Over the past two days, the MacTech Boot Camp in Seattle has brought together a robust audience of Apple aficionados. So intrigued was I that I attended part of both days. The first day (Tuesday) focused on an Office for Mac accreditation. Yesterday was the full-on robust workshop featuring a variety of Macintosh-centric topics including mobility, storage and Office as seen here: http://www.mactech.com/bootcamp/sessions.
Overall the attendees seemed extremely satisfied with the content and the conference. You can learn more about future venues and dates of this show here: http://www.mactech.com/events/locations
My keen interest in observing the boot camp was to detect if the convergence between the Mac and PC/Windows/Microsoft/Evil Empire communities are growing or declining. On the surface, I’d say the two communities are closer than ever. SMB environments are well known for having to support, but “camps” and several people I spoke with at lunch do exactly that. One sponsor, Parallels, underscores the convergence of the two sides working together with its ability to virtualize a Windows session on a Macintosh.

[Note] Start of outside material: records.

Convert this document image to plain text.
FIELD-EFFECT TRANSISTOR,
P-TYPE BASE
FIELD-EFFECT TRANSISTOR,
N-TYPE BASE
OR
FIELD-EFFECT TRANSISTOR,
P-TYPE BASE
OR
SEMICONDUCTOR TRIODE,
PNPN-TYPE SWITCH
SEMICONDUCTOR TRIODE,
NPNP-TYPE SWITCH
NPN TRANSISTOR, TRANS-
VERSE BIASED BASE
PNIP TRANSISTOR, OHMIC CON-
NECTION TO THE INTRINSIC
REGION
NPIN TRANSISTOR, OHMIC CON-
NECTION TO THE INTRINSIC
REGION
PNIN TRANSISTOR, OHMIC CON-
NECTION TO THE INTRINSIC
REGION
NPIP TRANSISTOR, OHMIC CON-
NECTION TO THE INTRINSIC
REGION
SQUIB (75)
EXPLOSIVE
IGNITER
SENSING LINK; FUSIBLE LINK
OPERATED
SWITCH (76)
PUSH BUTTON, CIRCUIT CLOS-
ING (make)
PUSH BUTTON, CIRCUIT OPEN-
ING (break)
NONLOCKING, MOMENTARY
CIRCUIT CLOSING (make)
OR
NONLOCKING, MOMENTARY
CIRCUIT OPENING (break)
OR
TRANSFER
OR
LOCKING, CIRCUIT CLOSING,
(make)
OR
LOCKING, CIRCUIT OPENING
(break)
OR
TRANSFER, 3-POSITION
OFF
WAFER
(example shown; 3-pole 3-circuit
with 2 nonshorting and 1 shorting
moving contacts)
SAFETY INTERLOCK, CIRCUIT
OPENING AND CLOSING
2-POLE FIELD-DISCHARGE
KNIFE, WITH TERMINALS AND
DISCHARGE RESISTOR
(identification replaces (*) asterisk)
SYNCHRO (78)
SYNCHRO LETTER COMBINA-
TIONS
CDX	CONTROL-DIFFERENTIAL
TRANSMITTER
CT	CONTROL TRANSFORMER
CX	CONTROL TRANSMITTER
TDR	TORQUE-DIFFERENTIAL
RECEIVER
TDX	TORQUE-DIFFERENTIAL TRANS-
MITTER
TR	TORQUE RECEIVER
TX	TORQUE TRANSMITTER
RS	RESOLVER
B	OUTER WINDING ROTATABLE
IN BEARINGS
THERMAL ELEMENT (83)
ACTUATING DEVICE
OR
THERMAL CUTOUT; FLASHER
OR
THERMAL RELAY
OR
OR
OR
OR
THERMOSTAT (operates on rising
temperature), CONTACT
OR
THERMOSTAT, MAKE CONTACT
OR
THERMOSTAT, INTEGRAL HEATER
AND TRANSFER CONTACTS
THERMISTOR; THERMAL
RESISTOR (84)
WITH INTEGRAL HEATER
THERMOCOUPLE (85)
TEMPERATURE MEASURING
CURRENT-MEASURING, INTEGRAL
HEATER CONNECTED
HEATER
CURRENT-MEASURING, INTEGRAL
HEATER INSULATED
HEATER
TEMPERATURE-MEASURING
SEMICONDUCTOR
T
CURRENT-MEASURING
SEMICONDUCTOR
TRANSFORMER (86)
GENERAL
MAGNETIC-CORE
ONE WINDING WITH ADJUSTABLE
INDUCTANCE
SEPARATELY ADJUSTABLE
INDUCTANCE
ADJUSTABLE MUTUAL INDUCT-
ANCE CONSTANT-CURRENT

But let me take it one step further. Parallels is a good example. It has a Macintosh-centric division that sponsored the MacTech II workshop yesterday. It also has a cloud platform division that competes with Citrix in the race to create a community of cloud distributors and service brokers. It’s a world, quite frankly, I know well. In both my lunch conversations and in talking with the Parallels rep, it became apparent that the Mac “heads” are not as keen on the cloud CSP world of virtualization and the like (and the PC Windows “heads” are). In that since, there are still two distinct communities. My hope and desire is that more of the MacTech attendees would be open and receptive to a conversation about cloud services, virtualization and even virtual desktops. But, alas, such is not the case.
So I’ll leave my rambling there. It was a great day, great lunch, and I’m truly excited by the convergence possibilities between our two communities. But my expectations are also managed.